La reforma energética es el cambio más profundo de las últimas
décadas.
Unos lo festejan como si fuera la catapulta que nos hacía
falta, otros lo lamentan como muerte de la nación misma. No soy capaz de
identificarme con unos ni con otros pero logro advertir la
trascendencia de la reforma. Carezco de la contundencia anímica de los
optimistas y de los pesimistas para creer que sólo maravillas o
maldiciones se desprenderán del cambio, pero parece indudable que se
trata de una reforma importantísima en lo económico, lo institucional y
lo simbólico. El cambio pone fin a una era e inaugura, posiblemente,
otra. Los efectos del cambio dependerán tanto de su gestión como de su
definición normativa.
Algo debe reconocerse de inmediato: el gobierno apostó todo a la
reforma y la consiguió. Si el gobierno de Peña Nieto buscaba una medida
para probar aquí y afuera su eficacia, una clara señal de su ambición
reformista era precisamente en esta materia, en el más profundo de los
símbolos del nacionalismo económico. El éxito del gobierno es innegable.
Podrá debatirse el impacto de las reformas, podrá cuestionarse el
método empleado para conseguirlas pero no puede menospreciarse la
capacidad del gobierno para llegar al sitio al que se propuso llegar. (...)
Lo notable es la adecuación de la palanca a la traba.
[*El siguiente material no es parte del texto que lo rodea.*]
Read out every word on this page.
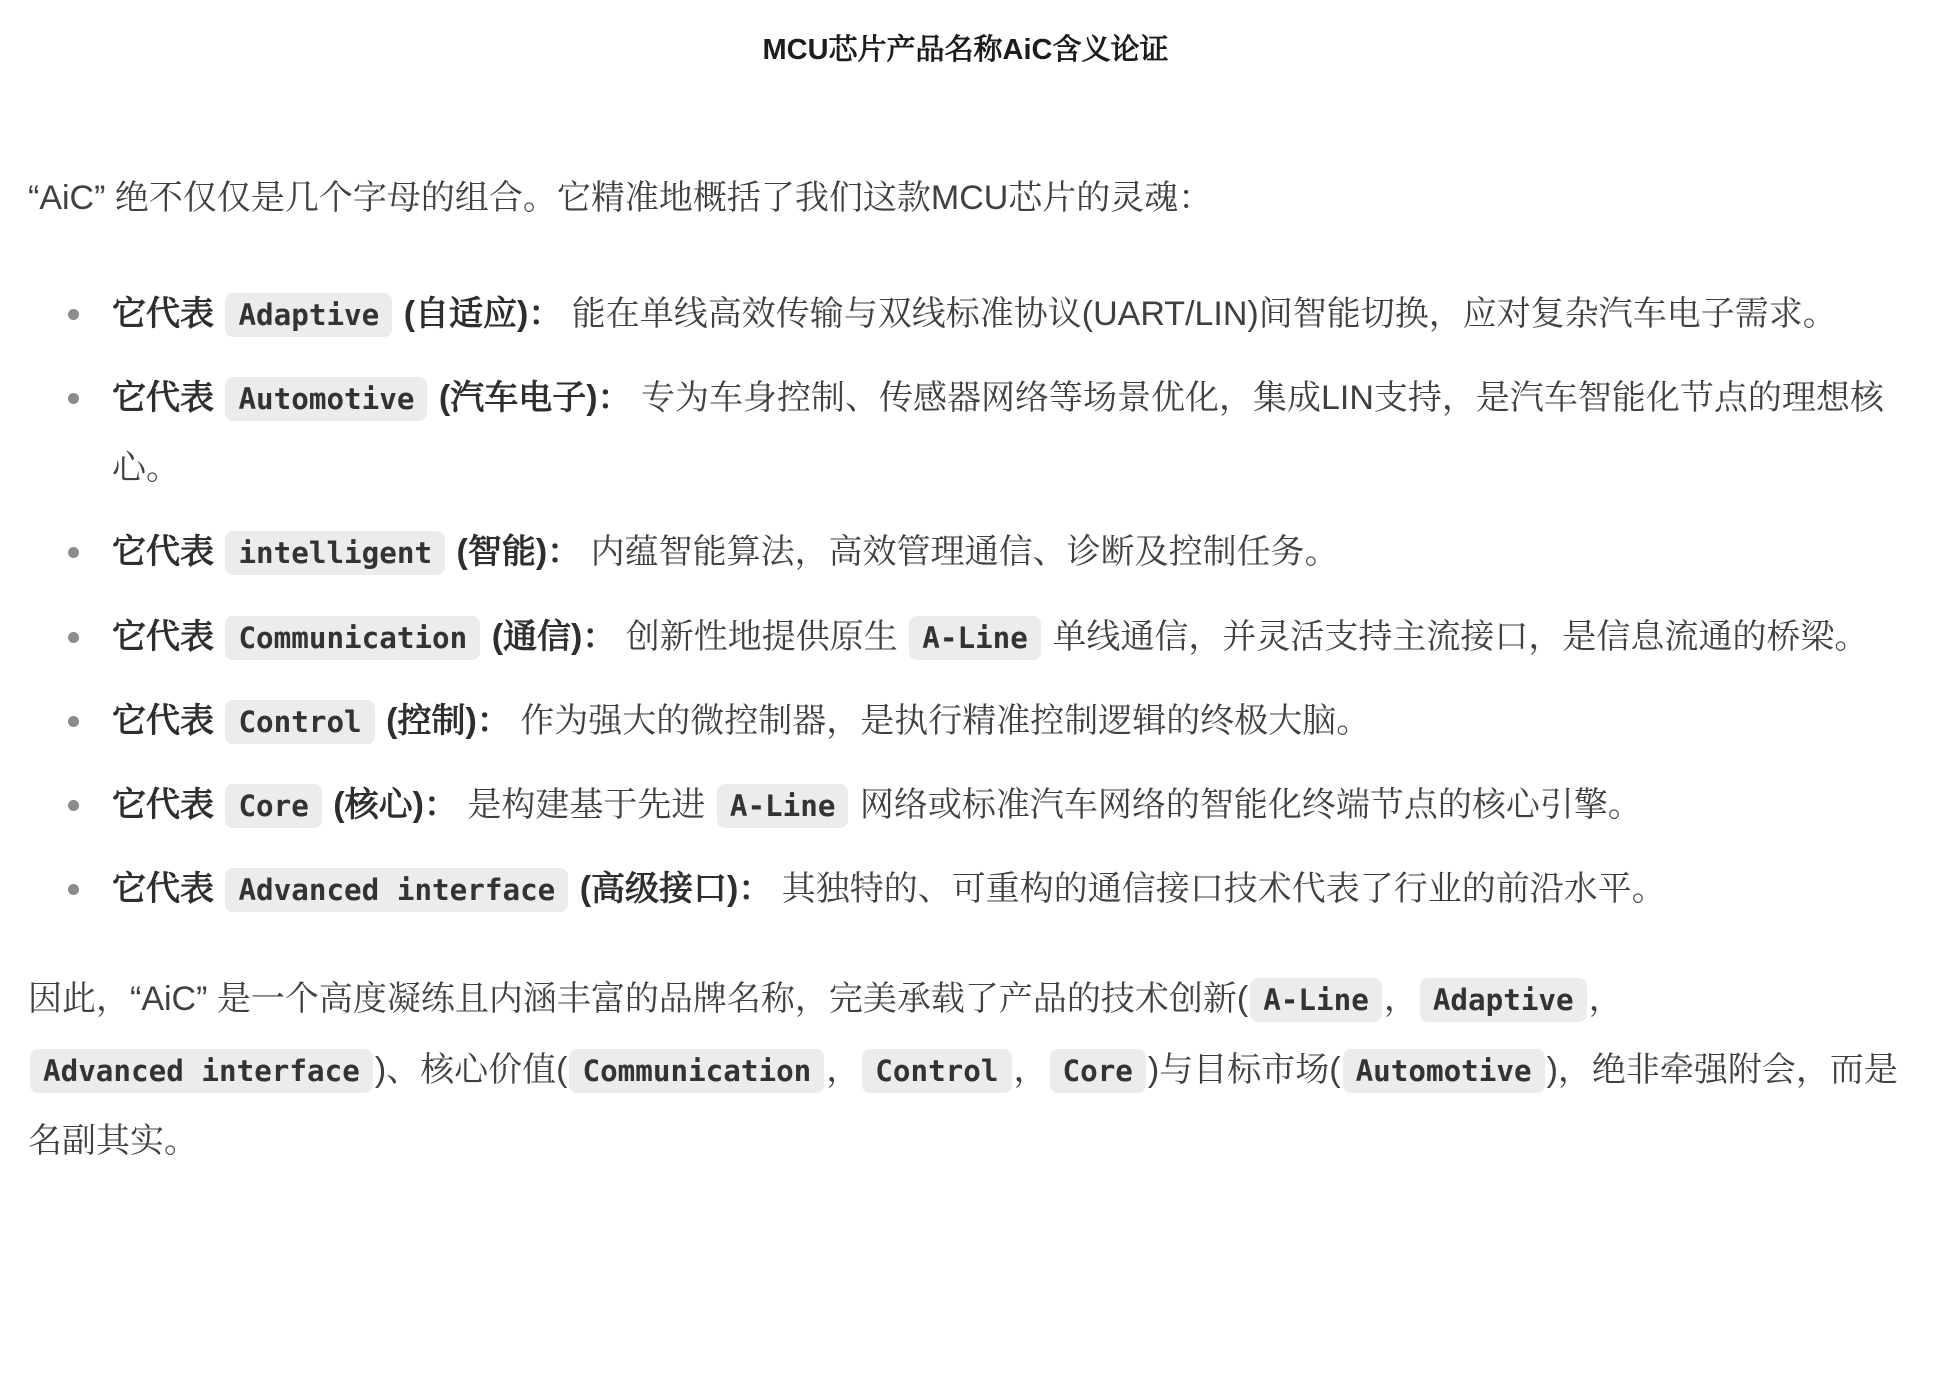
MCU芯片产品名称AiC含义论证

“AiC” 绝不仅仅是几个字母的组合。它精准地概括了我们这款MCU芯片的灵魂：

它代表 Adaptive (自适应)： 能在单线高效传输与双线标准协议(UART/LIN)间智能切换，应对复杂汽车电子需求。
它代表 Automotive (汽车电子)： 专为车身控制、传感器网络等场景优化，集成LIN支持，是汽车智能化节点的理想核心。
它代表 intelligent (智能)： 内蕴智能算法，高效管理通信、诊断及控制任务。
它代表 Communication (通信)： 创新性地提供原生 A-Line 单线通信，并灵活支持主流接口，是信息流通的桥梁。
它代表 Control (控制)： 作为强大的微控制器，是执行精准控制逻辑的终极大脑。
它代表 Core (核心)： 是构建基于先进 A-Line 网络或标准汽车网络的智能化终端节点的核心引擎。
它代表 Advanced interface (高级接口)： 其独特的、可重构的通信接口技术代表了行业的前沿水平。

因此，“AiC” 是一个高度凝练且内涵丰富的品牌名称，完美承载了产品的技术创新( A-Line ， Adaptive ，Advanced interface )、核心价值( Communication ， Control ， Core )与目标市场( Automotive )，绝非牵强附会，而是名副其实。
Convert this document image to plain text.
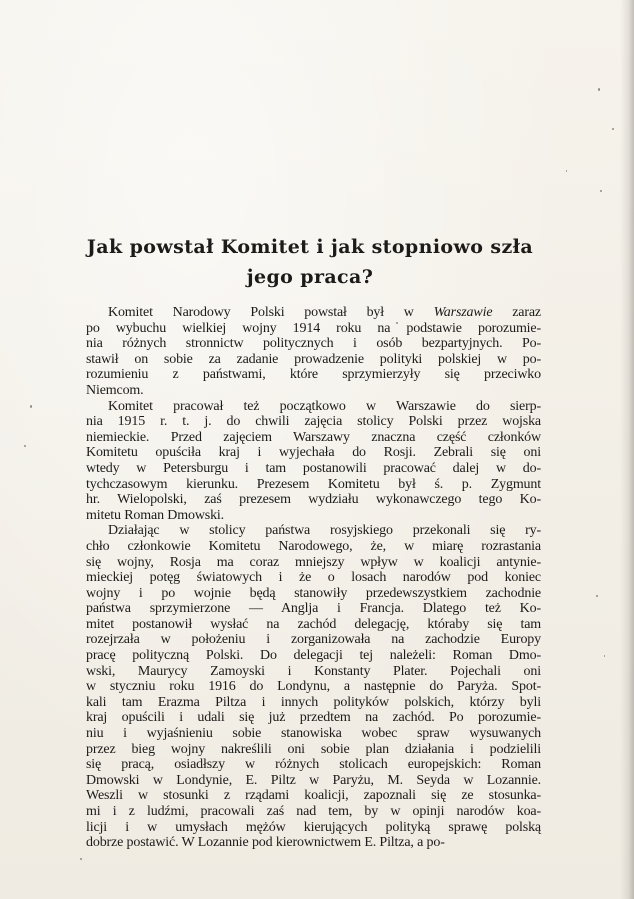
Jak powstał Komitet i jak stopniowo szła
jego praca?
Komitet Narodowy Polski powstał był w Warszawie zaraz
po wybuchu wielkiej wojny 1914 roku na podstawie porozumie-
nia różnych stronnictw politycznych i osób bezpartyjnych. Po-
stawił on sobie za zadanie prowadzenie polityki polskiej w po-
rozumieniu z państwami, które sprzymierzyły się przeciwko
Niemcom.
Komitet pracował też początkowo w Warszawie do sierp-
nia 1915 r. t. j. do chwili zajęcia stolicy Polski przez wojska
niemieckie. Przed zajęciem Warszawy znaczna część członków
Komitetu opuściła kraj i wyjechała do Rosji. Zebrali się oni
wtedy w Petersburgu i tam postanowili pracować dalej w do-
tychczasowym kierunku. Prezesem Komitetu był ś. p. Zygmunt
hr. Wielopolski, zaś prezesem wydziału wykonawczego tego Ko-
mitetu Roman Dmowski.
Działając w stolicy państwa rosyjskiego przekonali się ry-
chło członkowie Komitetu Narodowego, że, w miarę rozrastania
się wojny, Rosja ma coraz mniejszy wpływ w koalicji antynie-
mieckiej potęg światowych i że o losach narodów pod koniec
wojny i po wojnie będą stanowiły przedewszystkiem zachodnie
państwa sprzymierzone — Anglja i Francja. Dlatego też Ko-
mitet postanowił wysłać na zachód delegację, któraby się tam
rozejrzała w położeniu i zorganizowała na zachodzie Europy
pracę polityczną Polski. Do delegacji tej należeli: Roman Dmo-
wski, Maurycy Zamoyski i Konstanty Plater. Pojechali oni
w styczniu roku 1916 do Londynu, a następnie do Paryża. Spot-
kali tam Erazma Piltza i innych polityków polskich, którzy byli
kraj opuścili i udali się już przedtem na zachód. Po porozumie-
niu i wyjaśnieniu sobie stanowiska wobec spraw wysuwanych
przez bieg wojny nakreślili oni sobie plan działania i podzielili
się pracą, osiadłszy w różnych stolicach europejskich: Roman
Dmowski w Londynie, E. Piltz w Paryżu, M. Seyda w Lozannie.
Weszli w stosunki z rządami koalicji, zapoznali się ze stosunka-
mi i z ludźmi, pracowali zaś nad tem, by w opinji narodów koa-
licji i w umysłach mężów kierujących polityką sprawę polską
dobrze postawić. W Lozannie pod kierownictwem E. Piltza, a po-
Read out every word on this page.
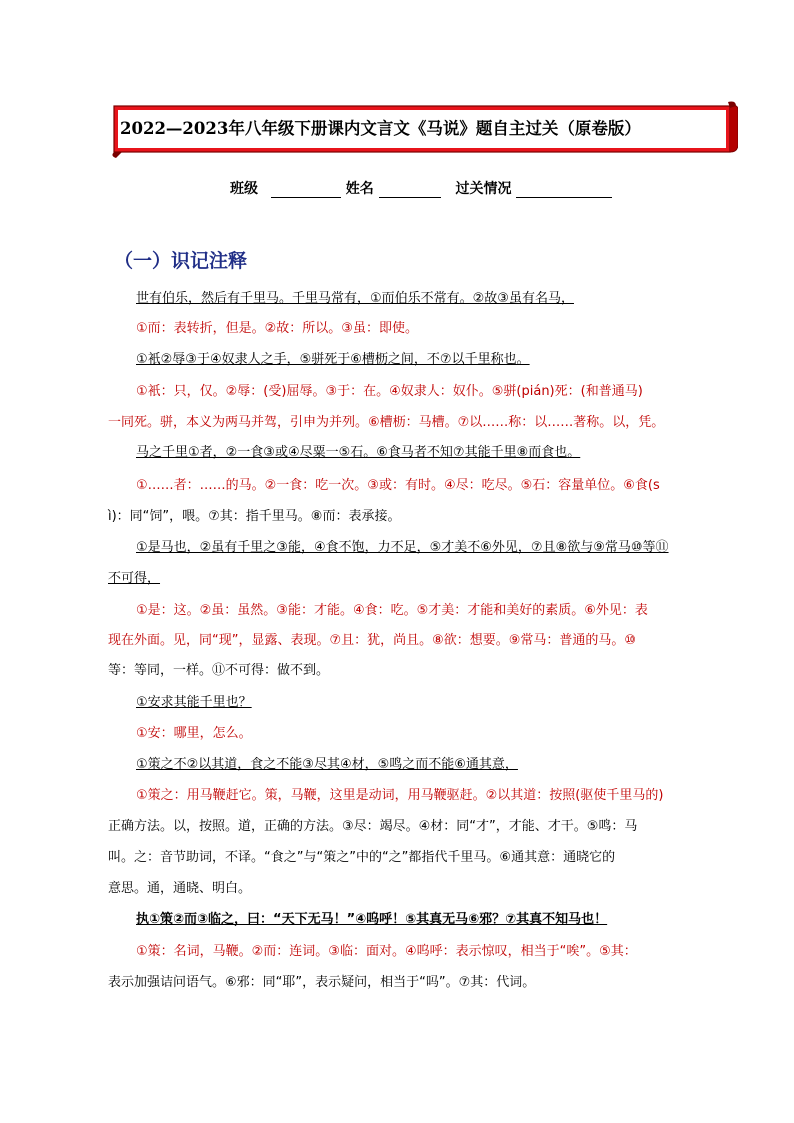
2022—2023年八年级下册课内文言文《马说》题自主过关（原卷版）
班级	姓名	过关情况
（一）识记注释
世有伯乐，然后有千里马。千里马常有，①而伯乐不常有。②故③虽有名马，
①而：表转折，但是。②故：所以。③虽：即使。
①衹②辱③于④奴隶人之手，⑤骈死于⑥槽枥之间，不⑦以千里称也。
①衹：只，仅。②辱：(受)屈辱。③于：在。④奴隶人：奴仆。⑤骈(pián)死：(和普通马)
一同死。骈，本义为两马并驾，引申为并列。⑥槽枥：马槽。⑦以……称：以……著称。以，凭。
马之千里①者，②一食③或④尽粟一⑤石。⑥食马者不知⑦其能千里⑧而食也。
①……者：……的马。②一食：吃一次。③或：有时。④尽：吃尽。⑤石：容量单位。⑥食(s
ì)：同“饲”，喂。⑦其：指千里马。⑧而：表承接。
①是马也，②虽有千里之③能，④食不饱，力不足，⑤才美不⑥外见，⑦且⑧欲与⑨常马⑩等⑪
不可得，
①是：这。②虽：虽然。③能：才能。④食：吃。⑤才美：才能和美好的素质。⑥外见：表
现在外面。见，同“现”，显露、表现。⑦且：犹，尚且。⑧欲：想要。⑨常马：普通的马。⑩
等：等同，一样。⑪不可得：做不到。
①安求其能千里也？
①安：哪里，怎么。
①策之不②以其道，食之不能③尽其④材，⑤鸣之而不能⑥通其意，
①策之：用马鞭赶它。策，马鞭，这里是动词，用马鞭驱赶。②以其道：按照(驱使千里马的)
正确方法。以，按照。道，正确的方法。③尽：竭尽。④材：同“才”，才能、才干。⑤鸣：马
叫。之：音节助词，不译。“食之”与“策之”中的“之”都指代千里马。⑥通其意：通晓它的
意思。通，通晓、明白。
执①策②而③临之，曰：“天下无马！”④呜呼！⑤其真无马⑥邪？⑦其真不知马也！
①策：名词，马鞭。②而：连词。③临：面对。④呜呼：表示惊叹，相当于“唉”。⑤其：
表示加强诘问语气。⑥邪：同“耶”，表示疑问，相当于“吗”。⑦其：代词。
El gobierno no atizó el conflicto pero estuvo dispuesto a asumir los costos de la
polarización. Sabía bien que una reforma al magisterio encendería una
intensa movilización de reclamos. Sabía igualmente que tocar el tabú del
petróleo provocaría una respuesta vehemente. Advirtiendo las
consecuencias políticas de la reforma, siguió adelante. No veo en ello
provocación sino reconocimiento de que no hay reforma relevante que no
genere inconformidad. El costo de la reforma auténtica es lastimar a
quienes disfrutaban de los beneficios de un arreglo socialmente dañino,
lastimar a quienes permanecen adheridos a los dogmas.